Ancient texts help with our understanding of the Bible

Did you know that The Dead Sea Scrolls contain biblical texts 1000 years older than any previously known? These scrolls were the find of the millennium and have been invaluable in understanding ancient Israel. The Amarna tablets are letters of correspondence between Canaanite rulers and their Egyptian counterparts which most likely bear witness to Joshua’s conquest of Canaan. The Taylor Prism records the attempted conquest of Judah from Sennacherib’s point of view (which corroborates the biblical account). The list goes on and on, but suffice it to say thanks to these relatively recent discoveries, the Internet, Bible software and other technologies, we have information at our fingertips that would have made the most learned and prestigious scholars of our grandparents and great grandparents day green with envy. Do we really need all of this to know what the Bible teaches? No, and yes!

The “I just read the Bible and I don’t need scholars” crowd forgets that they stand on the shoulders of scholars every time they read their Bibles.

No, because none of these archaeological finds have resulted in altering our conclusions about any of the core doctrinal truths from previous centuries. The most fundamental truths of the Scriptures have never been lost nor forgotten.

Yes, because long forgotten information is coming to light. Scholars are learning how the ancients viewed the world and what their daily lives were like. Their idioms, traditions and culture are being rediscovered and this helps us to know where some of the hard to understand pieces of the “biblical puzzle” fit. New information about the Bible is still being discovered which deepens our understanding of it. Thanks to these ancient extra-biblical texts and artifacts, scholars are helping us to have a more nuanced understanding of the Bible so that passages like Genesis 1-2 can be placed in their ancient context helping us to have a better understanding of the text.

I don’t need no stinking scholars

The “I just read the Bible and I don’t need scholars” crowd forgets that they stand on the shoulders of scholars every time they read their Bibles. Scholars translated the ancient Hebrew, Aramaic and Greek into English. Scholars have researched and discovered what the ancient words mean. After all, no ancient equivalent of Daniel Webster has left us a dictionary. Scholars in the form of archaeologists have dug up the past and have uncovered a wealth of information, the analysis of which is ongoing.

Are there poor biblical scholars? Yes. Are there unbelieving, even heretical biblical scholars? Yes. However, there is an abundance of good, competent, Bible believing, and God fearing biblical scholars. We must “test the spirits” (1 John 4:1) and let undeserving suspicion give way to an honest examination of their ideas. Let’s not forget that the Apostle Paul was a highly educated man who was a world class scholar in his day.
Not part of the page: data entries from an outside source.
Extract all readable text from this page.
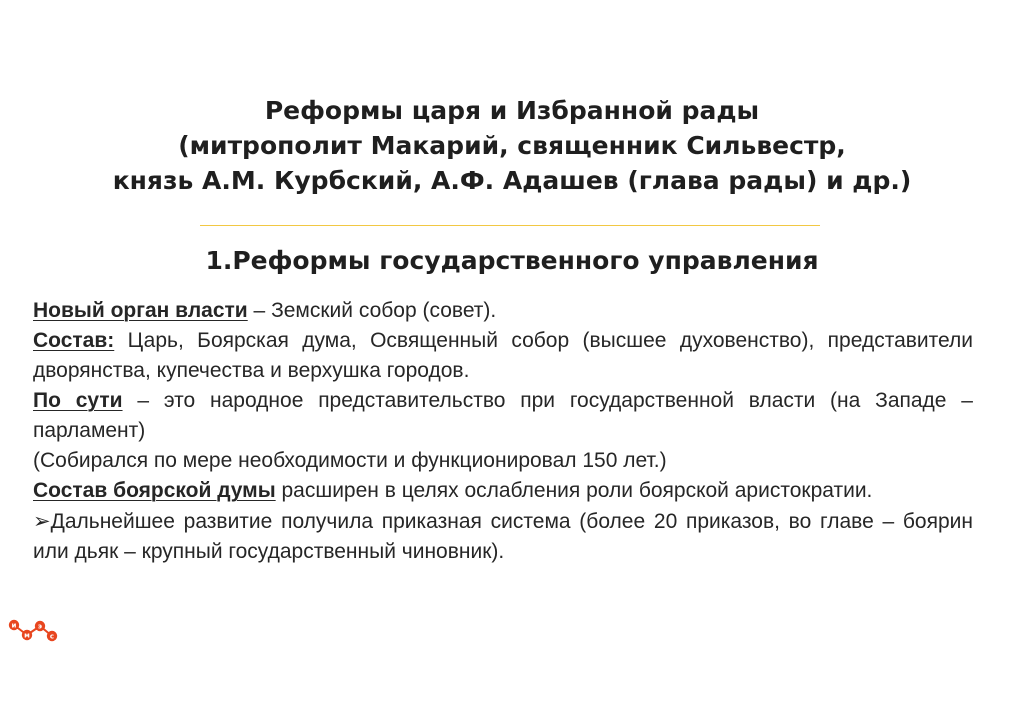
Реформы царя и Избранной рады
(митрополит Макарий, священник Сильвестр,
князь А.М. Курбский, А.Ф. Адашев (глава рады) и др.)
1.Реформы государственного управления

Новый орган власти – Земский собор (совет).

Состав: Царь, Боярская дума, Освященный собор (высшее духовенство), представители дворянства, купечества и верхушка городов.

По сути – это народное представительство при государственной власти (на Западе – парламент)

(Собирался по мере необходимости и функционировал 150 лет.)

Состав боярской думы расширен в целях ослабления роли боярской аристократии.

➢Дальнейшее развитие получила приказная система (более 20 приказов, во главе – боярин или дьяк – крупный государственный чиновник).

и
м
э
с
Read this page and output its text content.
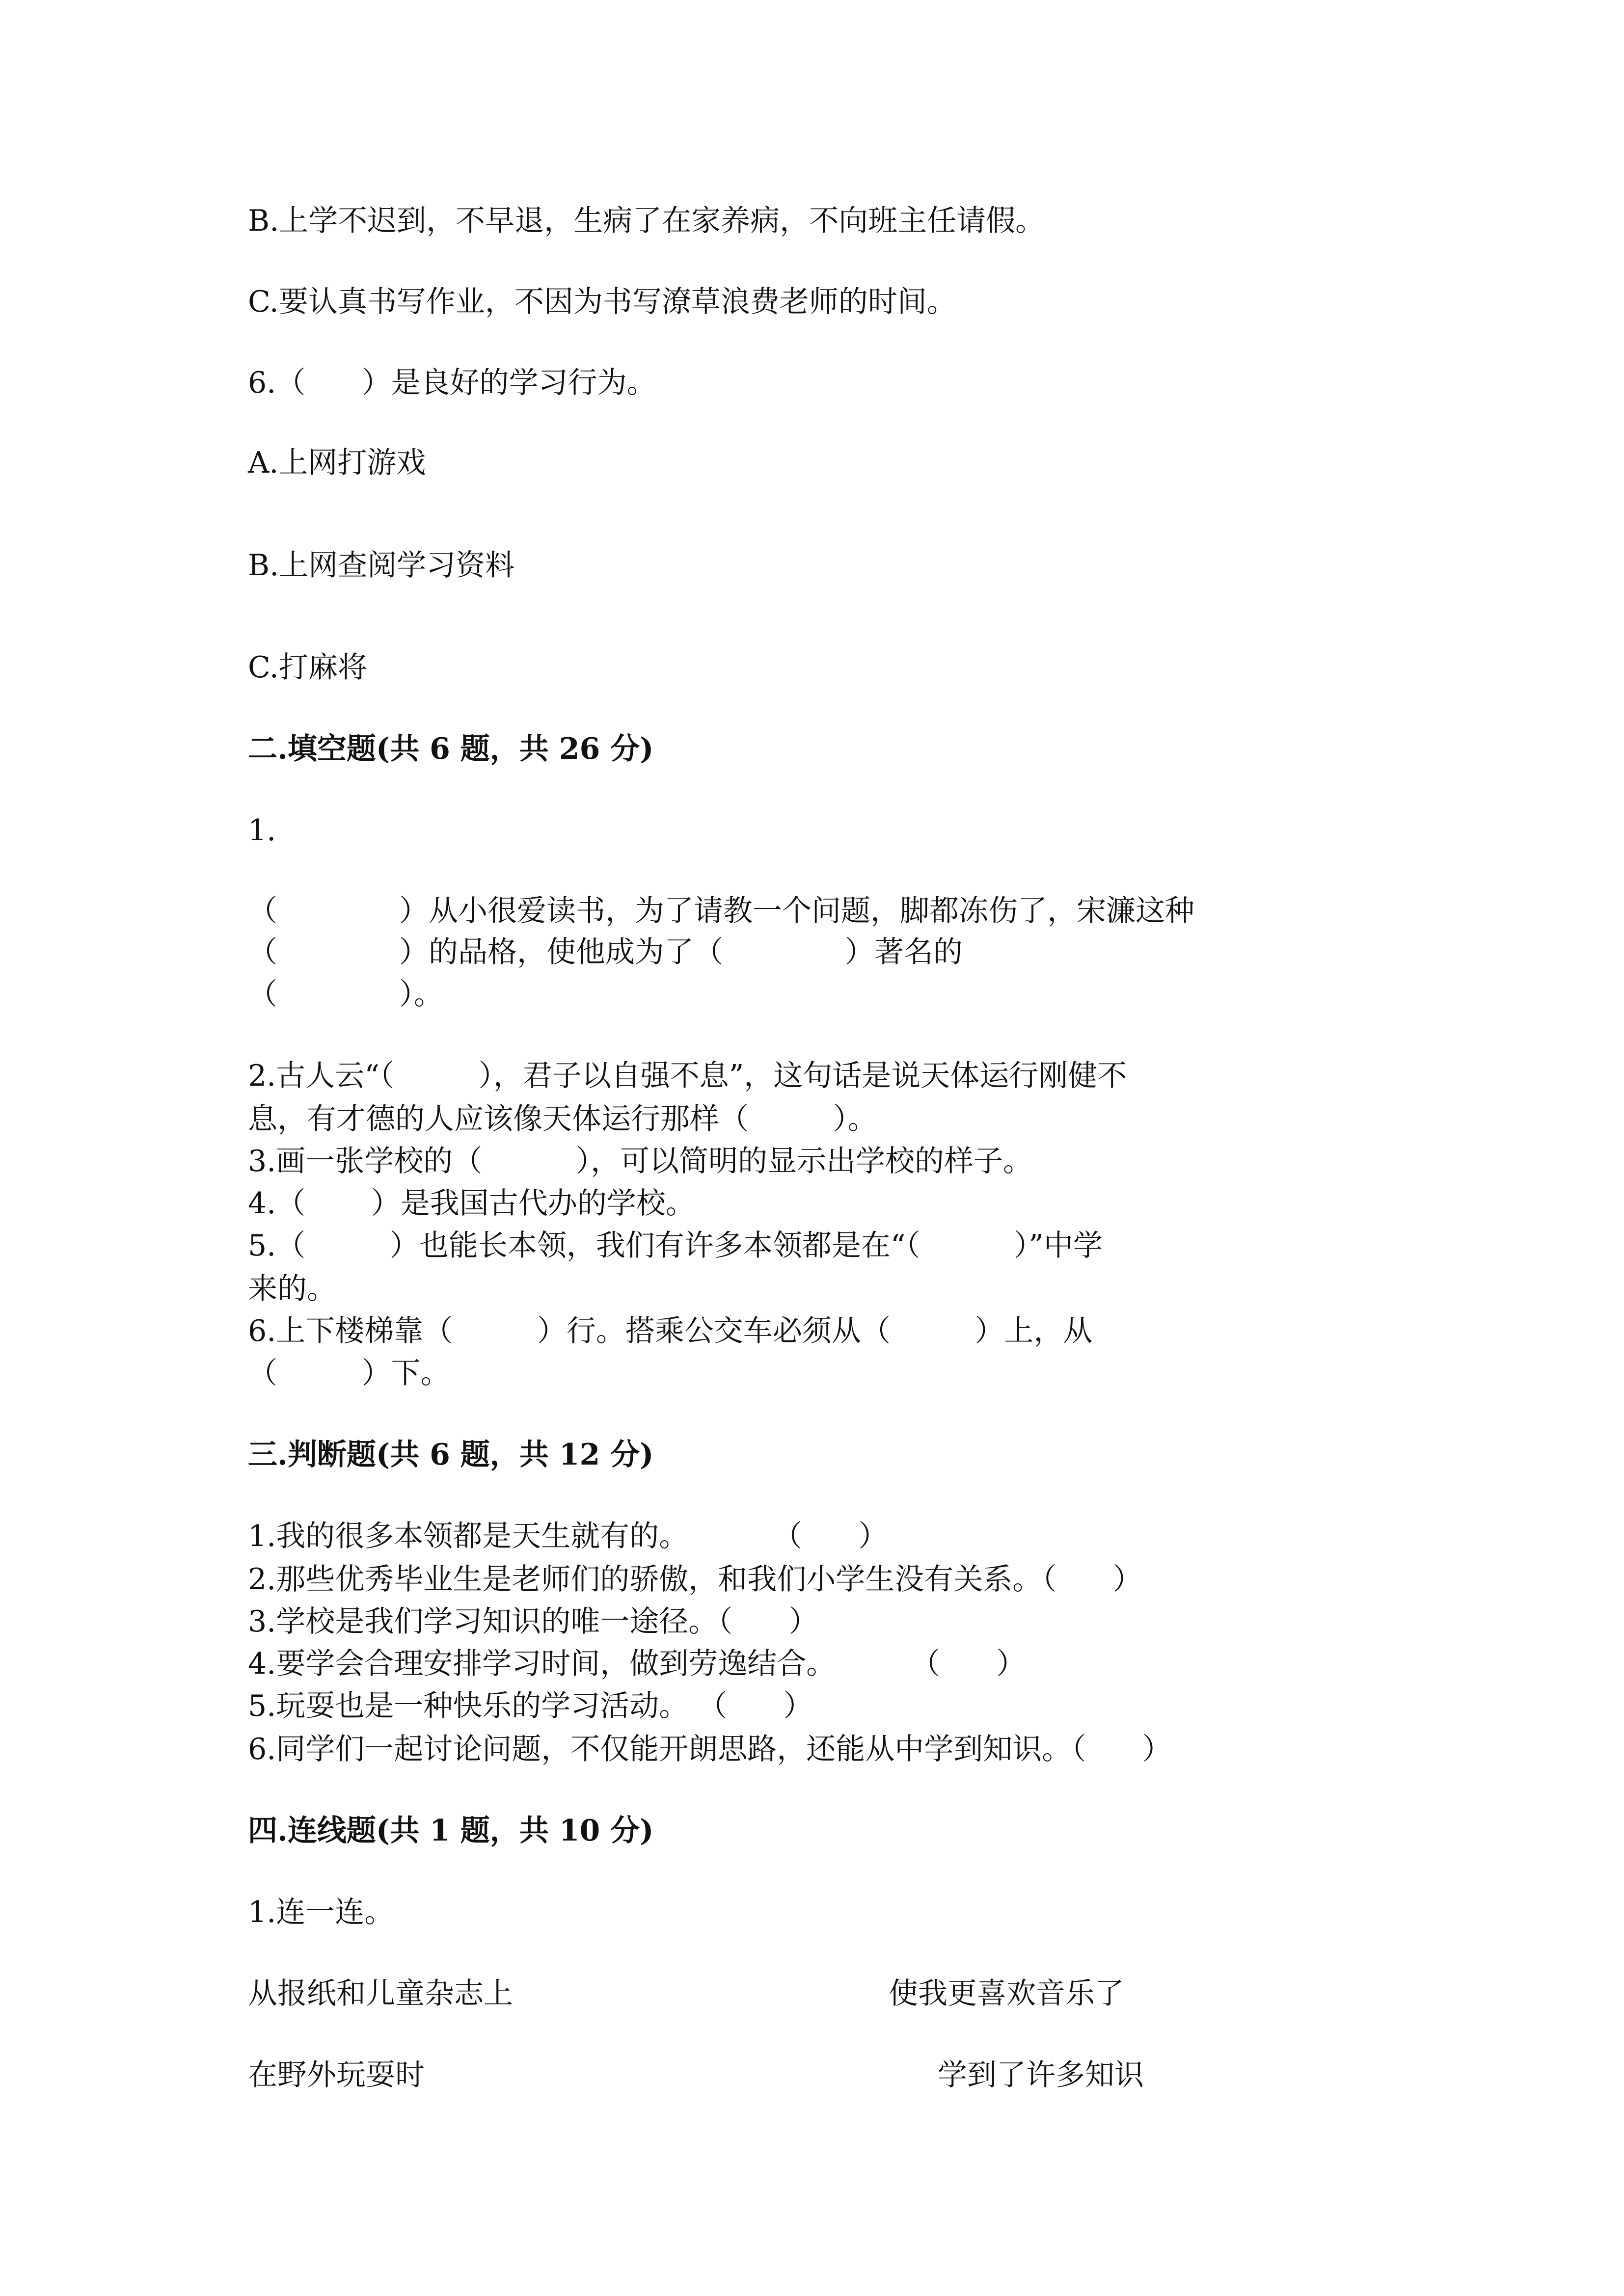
B.上学不迟到，不早退，生病了在家养病，不向班主任请假。
C.要认真书写作业，不因为书写潦草浪费老师的时间。
6.（      ）是良好的学习行为。
A.上网打游戏
B.上网查阅学习资料
C.打麻将
二.填空题(共 6 题，共 26 分)
1.
（             ）从小很爱读书，为了请教一个问题，脚都冻伤了，宋濂这种
（             ）的品格，使他成为了（             ）著名的
（             ）。
2.古人云“（         ），君子以自强不息”，这句话是说天体运行刚健不
息，有才德的人应该像天体运行那样（         ）。
3.画一张学校的（          ），可以简明的显示出学校的样子。
4.（       ）是我国古代办的学校。
5.（         ）也能长本领，我们有许多本领都是在“（          ）”中学
来的。
6.上下楼梯靠（         ）行。搭乘公交车必须从（         ）上，从
（         ）下。
三.判断题(共 6 题，共 12 分)
1.我的很多本领都是天生就有的。         （      ）
2.那些优秀毕业生是老师们的骄傲，和我们小学生没有关系。（      ）
3.学校是我们学习知识的唯一途径。（      ）
4.要学会合理安排学习时间，做到劳逸结合。        （      ）
5.玩耍也是一种快乐的学习活动。 （      ）
6.同学们一起讨论问题，不仅能开朗思路，还能从中学到知识。（      ）
四.连线题(共 1 题，共 10 分)
1.连一连。
从报纸和儿童杂志上	使我更喜欢音乐了
在野外玩耍时	学到了许多知识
Like scholars today, he was also accused of being driven mad from much learning (Acts 26:24).

Rediscovering the biblical past

As Christians and Bible students, we must deal honestly with the Scriptures. Failure to do so results in a version of Christianity which is nothing more than folk religion which is based as much on superstition and tradition as the Scriptures. Error must give way to “book, chapter, and verse.” If I can’t prove it by the Scripture, it has no place in my biblical world view no matter what beloved pastor, Sunday School teacher or relative put it there. If there is a reluctance to rely on ancient non-biblical literature as a Bible study aid, we must remember that we aren’t dealing with new and highly suspect knowledge, but with ancient forgotten knowledge which has been rediscovered.